When the May and June SAT test dates were cancelled earlier this spring due to safety concerns amidst the pandemic, the organization made clear that an at-home test option would be available if schools did not return to in-person instruction in the fall.
The organization said it is working to expand availability of the SAT at in-person test facilities starting in August, with test dates every month and into January 2021, if there is demand for it.
The College Board also addressed the issues people have been having with registering for fall SAT test dates by calling on member colleges to accept scores as late in their processes as possible, consider students who have not taken the test on the same playing field on those who have, and keep in mind that students may not have been able to take the test more than once.
“We know demand is very high and the registration process for students and families under this kind of pressure is extremely stressful,” College Board CEO David Coleman said in a statement. “There are more important things than tests right now.
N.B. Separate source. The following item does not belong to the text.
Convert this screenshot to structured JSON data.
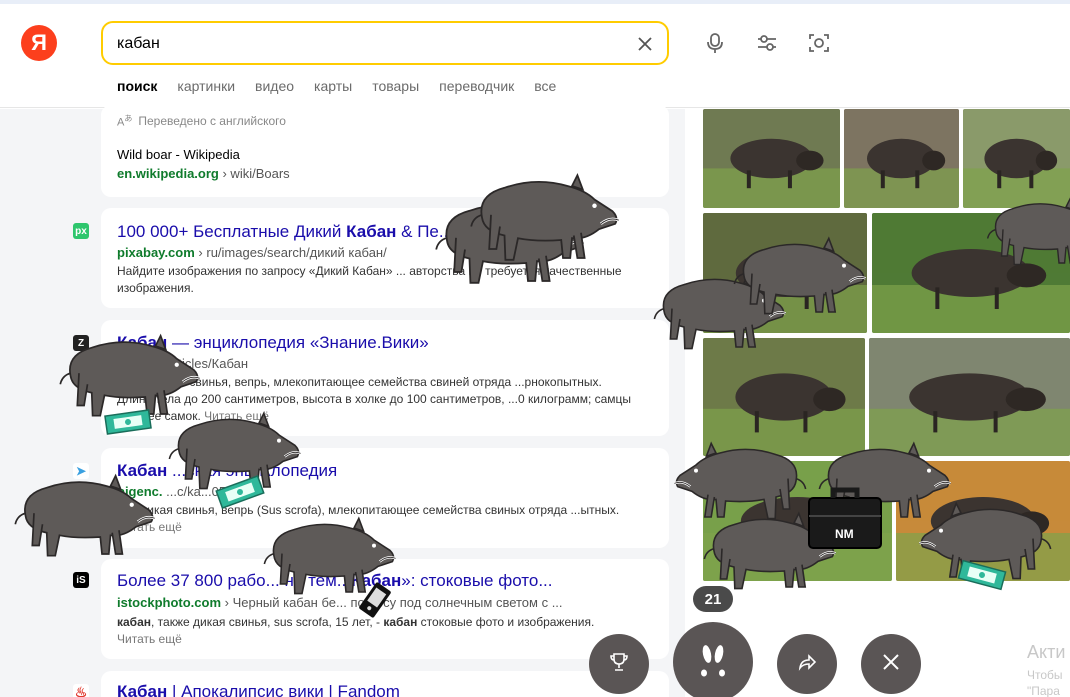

In making these difficult decisions we focused on reducing the anxiety that students and families are experiencing this year. We therefore are asking our member colleges to be flexible toward students who can’t submit scores, who submit them later, or who did not have a chance to test more than once.”
On May 28, the College Board opened registration for students most in need of a testing date, namely rising high school seniors, to reserve for fall SAT.
Due to the high volume of registrations shortly after the registration window opened, the College Board tweeted that “students can expect interruptions and delays online,” as people continued to try and register.